A senior minister directly responsible for the space launch industry is needed to help businesses in the sector, MPs have been told.
On Monday, Westminster’s Scottish Affairs Committee heard from companies involved in spaceports which are being built in Scotland.
Scott Hammond, deputy CEO of SaxaVord Spaceport, said they are aiming for their first rocket launches this summer.
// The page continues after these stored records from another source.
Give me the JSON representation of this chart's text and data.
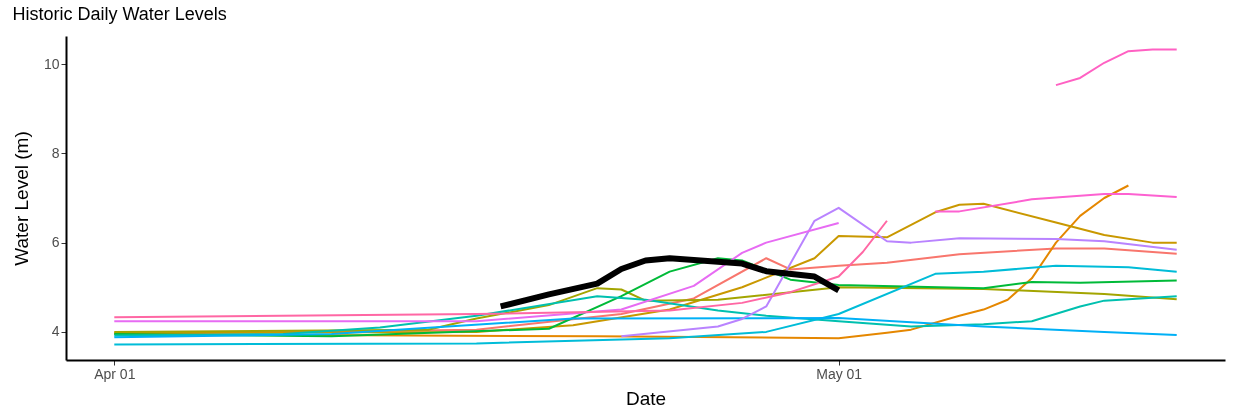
{
  "chart_data": {
    "type": "line",
    "title": "Historic Daily Water Levels",
    "xlabel": "Date",
    "ylabel": "Water Level (m)",
    "xlim": [
      "--03-30",
      "--05-17"
    ],
    "ylim": [
      3.37,
      10.63
    ],
    "xticks": [
      {
        "value": "--04-01",
        "label": "Apr 01"
      },
      {
        "value": "--05-01",
        "label": "May 01"
      }
    ],
    "yticks": [
      4,
      6,
      8,
      10
    ],
    "grid": false,
    "legend": false,
    "line_style": "solid",
    "marker": "none",
    "series": [
      {
        "color": "#f8766d",
        "x": [
          "--04-01",
          "--04-16",
          "--04-22",
          "--04-25",
          "--04-28",
          "--04-29",
          "--05-01",
          "--05-03",
          "--05-06",
          "--05-10",
          "--05-12",
          "--05-15"
        ],
        "values": [
          3.95,
          4.05,
          4.4,
          4.75,
          5.65,
          5.4,
          5.48,
          5.55,
          5.74,
          5.87,
          5.87,
          5.75
        ]
      },
      {
        "color": "#e58700",
        "x": [
          "--04-01",
          "--04-21",
          "--05-01",
          "--05-03",
          "--05-04",
          "--05-06",
          "--05-07",
          "--05-08",
          "--05-09",
          "--05-10",
          "--05-11",
          "--05-12",
          "--05-13"
        ],
        "values": [
          3.95,
          3.9,
          3.86,
          3.98,
          4.05,
          4.36,
          4.5,
          4.72,
          5.2,
          6.0,
          6.6,
          7.0,
          7.28
        ]
      },
      {
        "color": "#c99800",
        "x": [
          "--04-01",
          "--04-16",
          "--04-20",
          "--04-24",
          "--04-27",
          "--04-30",
          "--05-01",
          "--05-03",
          "--05-05",
          "--05-06",
          "--05-07",
          "--05-10",
          "--05-12",
          "--05-14",
          "--05-15"
        ],
        "values": [
          3.98,
          4.0,
          4.15,
          4.5,
          5.0,
          5.65,
          6.15,
          6.12,
          6.68,
          6.85,
          6.87,
          6.45,
          6.17,
          6.0,
          6.0
        ]
      },
      {
        "color": "#a3a500",
        "x": [
          "--04-01",
          "--04-14",
          "--04-16",
          "--04-19",
          "--04-21",
          "--04-22",
          "--04-23",
          "--04-26",
          "--05-01",
          "--05-07",
          "--05-12",
          "--05-15"
        ],
        "values": [
          4.0,
          4.05,
          4.3,
          4.6,
          4.98,
          4.95,
          4.7,
          4.72,
          5.0,
          4.96,
          4.85,
          4.73
        ]
      },
      {
        "color": "#00ba38",
        "x": [
          "--04-01",
          "--04-10",
          "--04-19",
          "--04-22",
          "--04-24",
          "--04-26",
          "--04-27",
          "--04-29",
          "--05-01",
          "--05-07",
          "--05-09",
          "--05-11",
          "--05-15"
        ],
        "values": [
          3.95,
          3.9,
          4.07,
          4.8,
          5.35,
          5.65,
          5.6,
          5.17,
          5.05,
          4.98,
          5.12,
          5.1,
          5.15
        ]
      },
      {
        "color": "#00c0af",
        "x": [
          "--04-01",
          "--04-08",
          "--04-12",
          "--04-16",
          "--04-21",
          "--04-23",
          "--04-26",
          "--04-28",
          "--05-01",
          "--05-04",
          "--05-07",
          "--05-09",
          "--05-11",
          "--05-12",
          "--05-15"
        ],
        "values": [
          3.92,
          3.95,
          4.1,
          4.36,
          4.8,
          4.72,
          4.48,
          4.36,
          4.24,
          4.12,
          4.17,
          4.24,
          4.57,
          4.7,
          4.8
        ]
      },
      {
        "color": "#00bcd8",
        "x": [
          "--04-01",
          "--04-16",
          "--04-24",
          "--04-28",
          "--05-01",
          "--05-05",
          "--05-07",
          "--05-10",
          "--05-13",
          "--05-15"
        ],
        "values": [
          3.72,
          3.74,
          3.86,
          4.0,
          4.4,
          5.3,
          5.35,
          5.48,
          5.45,
          5.35
        ]
      },
      {
        "color": "#00b0f6",
        "x": [
          "--04-01",
          "--04-10",
          "--04-20",
          "--05-01",
          "--05-07",
          "--05-12",
          "--05-15"
        ],
        "values": [
          3.88,
          3.95,
          4.3,
          4.31,
          4.12,
          4.0,
          3.93
        ]
      },
      {
        "color": "#b983ff",
        "x": [
          "--04-22",
          "--04-26",
          "--04-27",
          "--04-28",
          "--04-30",
          "--05-01",
          "--05-03",
          "--05-04",
          "--05-06",
          "--05-10",
          "--05-12",
          "--05-15"
        ],
        "values": [
          3.9,
          4.12,
          4.29,
          4.57,
          6.49,
          6.78,
          6.03,
          6.0,
          6.1,
          6.08,
          6.03,
          5.84
        ]
      },
      {
        "color": "#e76bf3",
        "x": [
          "--04-01",
          "--04-16",
          "--04-22",
          "--04-25",
          "--04-27",
          "--04-28",
          "--05-01"
        ],
        "values": [
          4.24,
          4.24,
          4.5,
          5.03,
          5.77,
          6.0,
          6.44
        ]
      },
      {
        "color": "#fd61d1",
        "x": [
          "--05-05",
          "--05-06",
          "--05-09",
          "--05-12",
          "--05-13",
          "--05-15"
        ],
        "values": [
          6.7,
          6.7,
          6.97,
          7.09,
          7.09,
          7.02
        ]
      },
      {
        "color": "#ff67a4",
        "x": [
          "--04-01",
          "--04-16",
          "--04-24",
          "--04-27",
          "--04-29",
          "--05-01",
          "--05-02",
          "--05-03"
        ],
        "values": [
          4.33,
          4.4,
          4.48,
          4.65,
          4.89,
          5.24,
          5.79,
          6.49
        ]
      },
      {
        "color": "#ff61c3",
        "x": [
          "--05-10",
          "--05-11",
          "--05-12",
          "--05-13",
          "--05-14",
          "--05-15"
        ],
        "values": [
          9.53,
          9.69,
          10.03,
          10.29,
          10.33,
          10.33
        ]
      },
      {
        "color": "#000000",
        "x": [
          "--04-17",
          "--04-19",
          "--04-21",
          "--04-22",
          "--04-23",
          "--04-24",
          "--04-27",
          "--04-28",
          "--04-30",
          "--05-01"
        ],
        "values": [
          4.57,
          4.84,
          5.08,
          5.41,
          5.6,
          5.65,
          5.53,
          5.36,
          5.24,
          4.93
        ]
      }
    ]
  }
}
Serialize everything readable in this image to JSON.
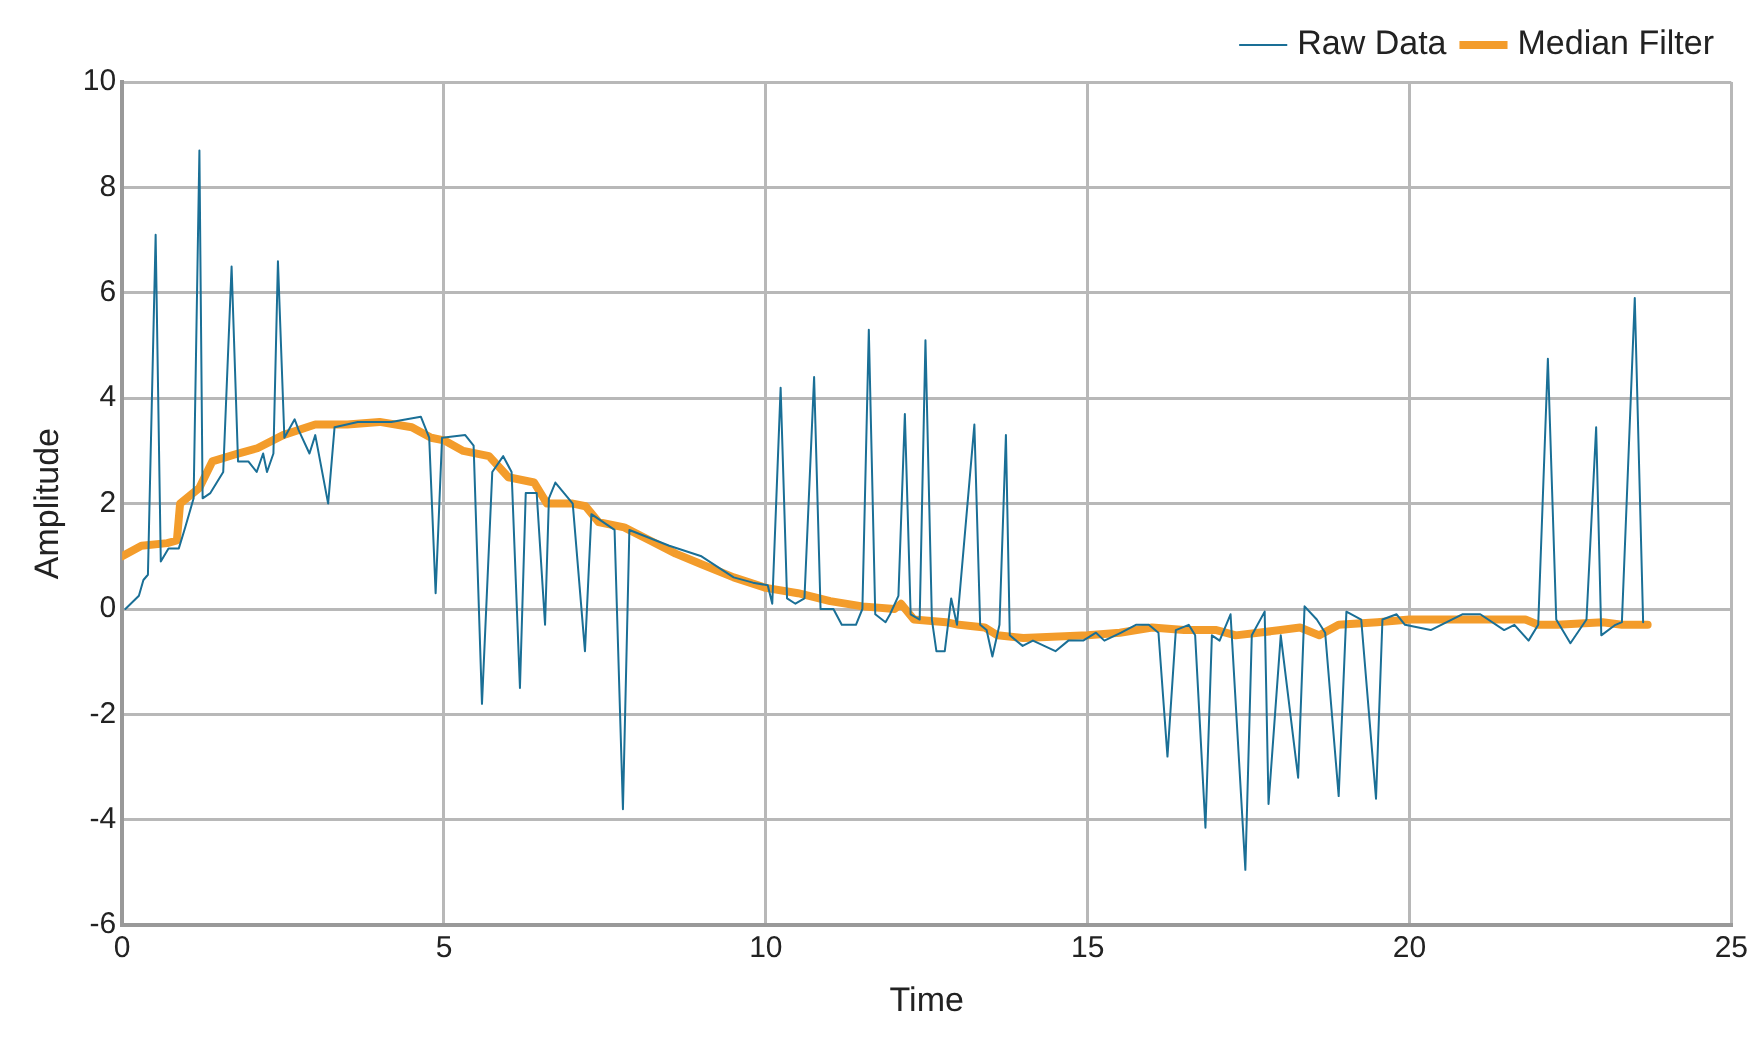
{
  "chart_data": {
    "type": "line",
    "xlabel": "Time",
    "ylabel": "Amplitude",
    "xlim": [
      0,
      25
    ],
    "xticks": [
      0,
      5,
      10,
      15,
      20,
      25
    ],
    "ylim": [
      -6,
      10
    ],
    "yticks": [
      -6,
      -4,
      -2,
      0,
      2,
      4,
      6,
      8,
      10
    ],
    "grid": true,
    "legend": "top right",
    "marker": "none",
    "line_style": "solid",
    "series": [
      {
        "name": "Raw Data",
        "color": "#1a6f96",
        "x": [
          0.05,
          0.26,
          0.33,
          0.4,
          0.52,
          0.6,
          0.72,
          0.88,
          0.98,
          1.11,
          1.2,
          1.25,
          1.37,
          1.57,
          1.7,
          1.8,
          1.96,
          2.09,
          2.19,
          2.25,
          2.35,
          2.42,
          2.52,
          2.68,
          2.74,
          2.91,
          3.0,
          3.2,
          3.3,
          3.66,
          4.18,
          4.64,
          4.77,
          4.87,
          4.97,
          5.33,
          5.46,
          5.59,
          5.75,
          5.92,
          6.05,
          6.18,
          6.27,
          6.44,
          6.57,
          6.63,
          6.73,
          7.0,
          7.19,
          7.29,
          7.65,
          7.78,
          7.88,
          8.5,
          9.0,
          9.5,
          9.8,
          10.03,
          10.1,
          10.23,
          10.33,
          10.46,
          10.6,
          10.75,
          10.85,
          11.05,
          11.18,
          11.4,
          11.5,
          11.6,
          11.7,
          11.86,
          11.93,
          12.06,
          12.16,
          12.25,
          12.39,
          12.48,
          12.58,
          12.65,
          12.78,
          12.88,
          12.97,
          13.24,
          13.33,
          13.43,
          13.52,
          13.63,
          13.73,
          13.79,
          13.99,
          14.15,
          14.5,
          14.7,
          14.93,
          15.13,
          15.26,
          15.52,
          15.75,
          15.95,
          16.1,
          16.24,
          16.37,
          16.57,
          16.67,
          16.83,
          16.93,
          17.05,
          17.22,
          17.45,
          17.55,
          17.75,
          17.81,
          18.0,
          18.27,
          18.37,
          18.56,
          18.69,
          18.9,
          19.02,
          19.25,
          19.48,
          19.58,
          19.8,
          19.93,
          20.33,
          20.82,
          21.1,
          21.47,
          21.63,
          21.85,
          22.0,
          22.15,
          22.28,
          22.5,
          22.75,
          22.9,
          22.98,
          23.2,
          23.3,
          23.5,
          23.63
        ],
        "values": [
          0,
          0.25,
          0.55,
          0.65,
          7.1,
          0.9,
          1.15,
          1.15,
          1.55,
          2.1,
          8.7,
          2.1,
          2.2,
          2.6,
          6.5,
          2.8,
          2.8,
          2.6,
          2.95,
          2.6,
          2.95,
          6.6,
          3.25,
          3.6,
          3.4,
          2.95,
          3.3,
          2.0,
          3.45,
          3.55,
          3.55,
          3.65,
          3.25,
          0.3,
          3.25,
          3.3,
          3.1,
          -1.8,
          2.6,
          2.9,
          2.6,
          -1.5,
          2.2,
          2.2,
          -0.3,
          2.1,
          2.4,
          2.0,
          -0.8,
          1.8,
          1.5,
          -3.8,
          1.5,
          1.2,
          1.0,
          0.6,
          0.5,
          0.45,
          0.1,
          4.2,
          0.2,
          0.1,
          0.2,
          4.4,
          0,
          0,
          -0.3,
          -0.3,
          0,
          5.3,
          -0.1,
          -0.25,
          -0.1,
          0.25,
          3.7,
          -0.1,
          -0.2,
          5.1,
          -0.2,
          -0.8,
          -0.8,
          0.2,
          -0.3,
          3.5,
          -0.3,
          -0.4,
          -0.9,
          -0.3,
          3.3,
          -0.5,
          -0.7,
          -0.6,
          -0.8,
          -0.6,
          -0.6,
          -0.45,
          -0.6,
          -0.45,
          -0.3,
          -0.3,
          -0.45,
          -2.8,
          -0.4,
          -0.3,
          -0.5,
          -4.15,
          -0.5,
          -0.6,
          -0.1,
          -4.95,
          -0.5,
          -0.05,
          -3.7,
          -0.5,
          -3.2,
          0.05,
          -0.2,
          -0.45,
          -3.55,
          -0.05,
          -0.2,
          -3.6,
          -0.2,
          -0.1,
          -0.3,
          -0.4,
          -0.1,
          -0.1,
          -0.4,
          -0.3,
          -0.6,
          -0.3,
          4.75,
          -0.2,
          -0.65,
          -0.2,
          3.45,
          -0.5,
          -0.3,
          -0.25,
          5.9,
          -0.25
        ]
      },
      {
        "name": "Median Filter",
        "color": "#f39c2b",
        "x": [
          0,
          0.3,
          0.7,
          0.85,
          0.9,
          1.2,
          1.4,
          1.8,
          2.1,
          2.5,
          3.0,
          3.5,
          4.0,
          4.5,
          4.8,
          5.0,
          5.3,
          5.7,
          6.0,
          6.4,
          6.6,
          7.0,
          7.2,
          7.4,
          7.8,
          8.2,
          8.6,
          9.0,
          9.5,
          10.0,
          10.5,
          11.0,
          11.5,
          12.0,
          12.1,
          12.3,
          12.8,
          13.0,
          13.4,
          13.6,
          14.0,
          15.0,
          15.5,
          16.0,
          16.5,
          17.0,
          17.3,
          18.0,
          18.3,
          18.6,
          18.9,
          19.5,
          20.0,
          21.0,
          21.8,
          22.0,
          22.3,
          23.0,
          23.3,
          23.7
        ],
        "values": [
          1.0,
          1.2,
          1.25,
          1.3,
          2.0,
          2.3,
          2.8,
          2.95,
          3.05,
          3.3,
          3.5,
          3.5,
          3.55,
          3.45,
          3.25,
          3.2,
          3.0,
          2.9,
          2.5,
          2.4,
          2.0,
          2.0,
          1.95,
          1.65,
          1.55,
          1.3,
          1.05,
          0.85,
          0.6,
          0.4,
          0.3,
          0.15,
          0.05,
          0,
          0.1,
          -0.2,
          -0.25,
          -0.3,
          -0.35,
          -0.5,
          -0.55,
          -0.5,
          -0.45,
          -0.35,
          -0.4,
          -0.4,
          -0.5,
          -0.4,
          -0.35,
          -0.5,
          -0.3,
          -0.25,
          -0.2,
          -0.2,
          -0.2,
          -0.3,
          -0.3,
          -0.25,
          -0.3,
          -0.3
        ]
      }
    ]
  }
}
The spaceport, located on the island of Unst at the northernmost point of the UK, was recently granted its licence by the Civil Aviation Authority.
While UK Science Minister Andrew Griffith has the space sector within his portfolio, Mr Hammond said a cabinet-level role is needed.
Mr Hammond told the committee he welcomed the space strategies published by the Scottish and UK Governments but felt more resources should be made available.
He said: “For me, there’s almost too many cooks involved.
“I think what we need to look at is having a senior politician directly responsible for space and space launch and I would suggest that at cabinet level.”
Despite the UK Government space portfolio, he said it is still “difficult to know who’s actually running launch in the UK”.
He gave the example of seeking permissions from Scottish Government’s marine directorate, something he said was taking six months rather than 14 weeks as promised.
He was on a panel of witnesses that also included Martin Coates, chief executive of rocket company Orbex, which plans to launch from Sutherland Spaceport on the Scottish mainland, and David Oxley of the regional development agency Highlands and Island Enterprise (HIE).
Committee member Douglas Ross, the Scottish Conservative leader, asked the panel if HIE had “put all your eggs into one basket” by investing heavily in the Sutherland spaceport.
Those involved in SaxaVord have previously complained that HIE is unfairly supporting their competitor.
Mr Oxley said Sutherland Spaceport had appeared to be in a “better place” in 2018 but acknowledged circumstances had changed since then.
He said it is “great” that two sites are coming close to their first launches and talks are ongoing about support for SaxaVord.
Mr Coates said he did not believe his company is in competition with SaxaVord as Sutherland will only be hosting launches by Orbex.
However, Mr Hammond said he saw no need for a “dissipation of resources” in having more than one spaceport in Scotland.